The ‘esoteric’ censorship currently isn’t in place for my ISP, but some UK ISPs have already been forced to block requests to specific web sites. I would not be surprised if the same, or similar blocking framework will be used for the next round of censorship, so I have decided to investigate how the censorship of these “copyright infringing” sites currently work.
No DNS changes
I’ve seen comments that some ISPs simply return DNS entries pointed to a server hosting a blocking page ( which is easy to circumvent by using Google DNS or other DNS providers, and should not work if DNSSEC is implemented correctly ), Virgin Media do not do this, the same DNS entries are returned both inside and outside Virgin Media’s network:
From Virgin Media’s DNS server:
thepiratebay.pe. 83685 IN A 194.71.107.27
From Google DNS:
thepiratebay.pe. 19785 IN A 194.71.107.27
As both records are identical we can see they are not changing DNS records.
Hijacking IPs
As Virgin Media are still allowing traffic for blocked sites to hit the correct IP addresses, they route traffic for specific IPs to a server that does a 302 redirect to ‘assets.virginmedia.com’:
* About to connect() to thepiratebay.pe port 80 (#0) * Trying 194.71.107.27... * Adding handle: conn: 0x12755a0 * Adding handle: send: 0 * Adding handle: recv: 0 * Curl_addHandleToPipeline: length: 1 * - Conn 0 (0x12755a0) send_pipe: 1, recv_pipe: 0 * Connected to thepiratebay.pe (194.71.107.27) port 80 (#0) > GET / HTTP/1.1 > User-Agent: curl/7.33.0 > Host: thepiratebay.pe > Accept: */* > < HTTP/1.1 302 Found < Location: http://assets.virginmedia.com/site-blocked.html < Content-Type: text/html; charset=UTF-8 * no chunk, no close, no size. Assume close to signal end
HTTPS connections to the site time out via VM, I suppose this is slightly better than returning a certificate for a different domain name, or otherwise trying to intercept HTTPS traffic.
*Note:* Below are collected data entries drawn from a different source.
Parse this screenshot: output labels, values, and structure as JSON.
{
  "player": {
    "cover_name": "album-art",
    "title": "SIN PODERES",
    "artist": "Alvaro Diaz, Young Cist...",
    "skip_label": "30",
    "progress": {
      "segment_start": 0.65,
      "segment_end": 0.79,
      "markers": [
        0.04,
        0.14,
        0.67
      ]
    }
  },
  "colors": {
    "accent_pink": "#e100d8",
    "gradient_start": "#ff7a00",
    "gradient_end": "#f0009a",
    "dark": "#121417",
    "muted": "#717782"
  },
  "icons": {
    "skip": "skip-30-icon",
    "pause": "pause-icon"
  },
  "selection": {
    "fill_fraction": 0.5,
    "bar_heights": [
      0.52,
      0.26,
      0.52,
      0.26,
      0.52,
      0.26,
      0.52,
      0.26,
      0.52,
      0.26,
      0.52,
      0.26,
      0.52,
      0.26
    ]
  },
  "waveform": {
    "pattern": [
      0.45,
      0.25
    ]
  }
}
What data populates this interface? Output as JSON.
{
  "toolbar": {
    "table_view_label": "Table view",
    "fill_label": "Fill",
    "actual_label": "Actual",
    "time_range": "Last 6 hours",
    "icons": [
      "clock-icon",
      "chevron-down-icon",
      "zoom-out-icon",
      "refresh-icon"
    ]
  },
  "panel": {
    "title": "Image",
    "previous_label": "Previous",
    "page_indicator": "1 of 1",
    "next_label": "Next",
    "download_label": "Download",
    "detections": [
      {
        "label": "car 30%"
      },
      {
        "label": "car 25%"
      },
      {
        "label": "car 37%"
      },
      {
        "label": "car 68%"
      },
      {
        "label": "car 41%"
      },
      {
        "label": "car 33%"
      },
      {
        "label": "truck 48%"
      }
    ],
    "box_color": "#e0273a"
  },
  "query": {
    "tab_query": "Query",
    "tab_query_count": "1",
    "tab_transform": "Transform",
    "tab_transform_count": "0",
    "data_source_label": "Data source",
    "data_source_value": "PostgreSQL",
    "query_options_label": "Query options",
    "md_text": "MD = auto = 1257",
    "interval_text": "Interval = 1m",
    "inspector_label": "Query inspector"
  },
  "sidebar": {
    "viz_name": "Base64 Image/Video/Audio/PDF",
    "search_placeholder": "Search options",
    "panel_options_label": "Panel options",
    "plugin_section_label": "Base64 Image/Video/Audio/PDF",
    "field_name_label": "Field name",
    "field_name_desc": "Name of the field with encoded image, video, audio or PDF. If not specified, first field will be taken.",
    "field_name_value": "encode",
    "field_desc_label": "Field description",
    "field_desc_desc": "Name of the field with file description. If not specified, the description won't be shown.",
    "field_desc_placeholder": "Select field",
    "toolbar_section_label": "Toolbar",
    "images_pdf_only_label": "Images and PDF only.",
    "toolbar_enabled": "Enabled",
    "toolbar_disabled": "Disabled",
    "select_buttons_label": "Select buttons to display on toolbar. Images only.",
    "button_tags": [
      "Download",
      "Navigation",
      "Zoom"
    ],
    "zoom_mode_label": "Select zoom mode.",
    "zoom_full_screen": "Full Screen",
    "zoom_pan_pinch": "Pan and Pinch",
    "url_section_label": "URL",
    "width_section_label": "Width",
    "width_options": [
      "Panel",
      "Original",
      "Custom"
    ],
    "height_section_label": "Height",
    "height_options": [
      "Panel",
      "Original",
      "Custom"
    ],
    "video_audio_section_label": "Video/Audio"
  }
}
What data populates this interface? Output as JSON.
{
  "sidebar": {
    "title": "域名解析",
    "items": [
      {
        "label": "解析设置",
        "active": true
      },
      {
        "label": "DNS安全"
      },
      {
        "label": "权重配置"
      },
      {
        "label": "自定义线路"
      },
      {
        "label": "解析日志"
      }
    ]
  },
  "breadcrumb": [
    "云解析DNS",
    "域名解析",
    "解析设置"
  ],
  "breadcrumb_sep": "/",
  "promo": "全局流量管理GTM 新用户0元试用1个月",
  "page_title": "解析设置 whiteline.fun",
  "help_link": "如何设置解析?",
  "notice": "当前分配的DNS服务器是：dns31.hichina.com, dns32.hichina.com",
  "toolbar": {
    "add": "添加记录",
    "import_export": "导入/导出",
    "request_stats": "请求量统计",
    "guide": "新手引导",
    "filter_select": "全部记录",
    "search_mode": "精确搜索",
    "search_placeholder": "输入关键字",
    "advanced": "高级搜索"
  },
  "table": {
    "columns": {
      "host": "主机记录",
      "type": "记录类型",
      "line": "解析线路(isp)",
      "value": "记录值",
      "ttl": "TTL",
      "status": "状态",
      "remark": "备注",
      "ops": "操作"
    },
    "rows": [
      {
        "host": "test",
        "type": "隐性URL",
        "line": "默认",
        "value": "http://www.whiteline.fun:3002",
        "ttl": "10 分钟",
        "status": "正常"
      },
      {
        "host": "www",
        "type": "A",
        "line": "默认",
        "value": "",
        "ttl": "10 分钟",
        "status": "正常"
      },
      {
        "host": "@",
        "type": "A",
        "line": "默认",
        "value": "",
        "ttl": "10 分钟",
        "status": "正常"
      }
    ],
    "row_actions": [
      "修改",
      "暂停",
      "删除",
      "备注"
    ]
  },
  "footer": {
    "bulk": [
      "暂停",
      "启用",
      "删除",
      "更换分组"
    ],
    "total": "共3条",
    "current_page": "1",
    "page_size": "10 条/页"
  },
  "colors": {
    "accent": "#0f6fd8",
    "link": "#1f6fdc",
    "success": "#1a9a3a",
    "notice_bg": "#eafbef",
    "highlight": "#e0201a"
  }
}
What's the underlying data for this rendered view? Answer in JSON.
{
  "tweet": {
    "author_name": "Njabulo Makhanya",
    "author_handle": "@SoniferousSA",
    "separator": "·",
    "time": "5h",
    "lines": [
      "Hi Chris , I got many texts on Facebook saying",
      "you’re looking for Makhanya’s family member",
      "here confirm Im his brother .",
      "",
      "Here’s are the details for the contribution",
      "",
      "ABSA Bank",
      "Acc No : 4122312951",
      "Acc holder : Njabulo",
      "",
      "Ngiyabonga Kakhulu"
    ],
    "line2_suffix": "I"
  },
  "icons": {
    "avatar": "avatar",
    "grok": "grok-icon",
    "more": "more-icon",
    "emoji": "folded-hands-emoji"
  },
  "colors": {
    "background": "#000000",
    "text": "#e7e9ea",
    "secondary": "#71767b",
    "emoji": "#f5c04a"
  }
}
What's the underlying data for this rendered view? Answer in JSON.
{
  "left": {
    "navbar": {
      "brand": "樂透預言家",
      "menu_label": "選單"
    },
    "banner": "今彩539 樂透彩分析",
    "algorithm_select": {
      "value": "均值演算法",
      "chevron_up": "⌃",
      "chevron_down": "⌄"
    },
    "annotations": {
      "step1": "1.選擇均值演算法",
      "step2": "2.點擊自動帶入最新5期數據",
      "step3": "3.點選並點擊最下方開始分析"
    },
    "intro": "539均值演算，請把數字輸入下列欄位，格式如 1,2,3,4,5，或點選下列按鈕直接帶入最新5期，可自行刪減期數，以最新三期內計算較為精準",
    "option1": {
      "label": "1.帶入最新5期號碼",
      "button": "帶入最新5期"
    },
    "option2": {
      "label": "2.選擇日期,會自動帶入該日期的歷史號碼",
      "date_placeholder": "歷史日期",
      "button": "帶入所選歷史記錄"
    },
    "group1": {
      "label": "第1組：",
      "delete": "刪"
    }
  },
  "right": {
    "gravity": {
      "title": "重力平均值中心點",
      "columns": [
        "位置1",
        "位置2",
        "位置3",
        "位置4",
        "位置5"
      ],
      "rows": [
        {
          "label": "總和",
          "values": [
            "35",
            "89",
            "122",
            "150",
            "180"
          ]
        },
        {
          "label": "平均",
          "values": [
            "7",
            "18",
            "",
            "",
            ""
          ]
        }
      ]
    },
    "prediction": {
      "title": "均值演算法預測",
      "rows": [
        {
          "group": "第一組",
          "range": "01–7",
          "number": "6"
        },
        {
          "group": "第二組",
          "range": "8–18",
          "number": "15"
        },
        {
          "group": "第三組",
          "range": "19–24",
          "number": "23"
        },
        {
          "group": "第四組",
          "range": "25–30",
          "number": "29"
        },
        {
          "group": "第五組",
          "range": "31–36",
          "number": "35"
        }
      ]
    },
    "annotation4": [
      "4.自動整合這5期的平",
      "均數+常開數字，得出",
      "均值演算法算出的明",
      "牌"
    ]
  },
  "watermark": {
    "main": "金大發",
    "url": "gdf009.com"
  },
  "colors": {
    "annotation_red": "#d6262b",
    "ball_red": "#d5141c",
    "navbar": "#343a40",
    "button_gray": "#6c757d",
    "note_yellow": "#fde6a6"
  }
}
The http://assets.virginmedia.com/site-blocked.html page that users are redirected to serves a HTML page tell you the site you are trying to visit is blocked by court order, and includes some ‘Omniture SiteCatalyst’ javascript which records data about users that hit the blocking page.
Bypassing
Obviously any restrictions put in place can be bypassed using a VPN connection, SSH tunnel or proxy ( or even googling for ‘sitename proxy’ ), making the blocking pointless. but I did find another interesting way to bypass the blocking.
In the HTTP requests to the blocked site, if the ‘Referer’ header is set to ‘assets.virginmedia.com’, then you are actually served the ‘blocked’ site:
> GET / HTTP/1.1 > User-Agent: curl/7.33.0 > Host: thepiratebay.pe > Accept: */* > Referer: assets.virginmedia.com > < HTTP/1.1 200 OK < X-Powered-By: PHP/5.4.21 < Cache-Control: no-store, no-cache, must-revalidate < Cache-Control: post-check=0, pre-check=0 < Pragma: no-cache < Content-Type: text/html;charset=UTF-8 < Transfer-Encoding: chunked * Server lighttpd is not blacklisted < Server: lighttpd
I guess this is to allow VM staff to view the site ( perhaps on their internal version of the blocking page they have a link to visit the site anyway, to allow them to verify if the site should be actually blocked ), but it’s interesting that it works for anyone using the Virgin Media network – meaning something as simple as the RefControl Firefox plugin could be used to circumvent the blocking.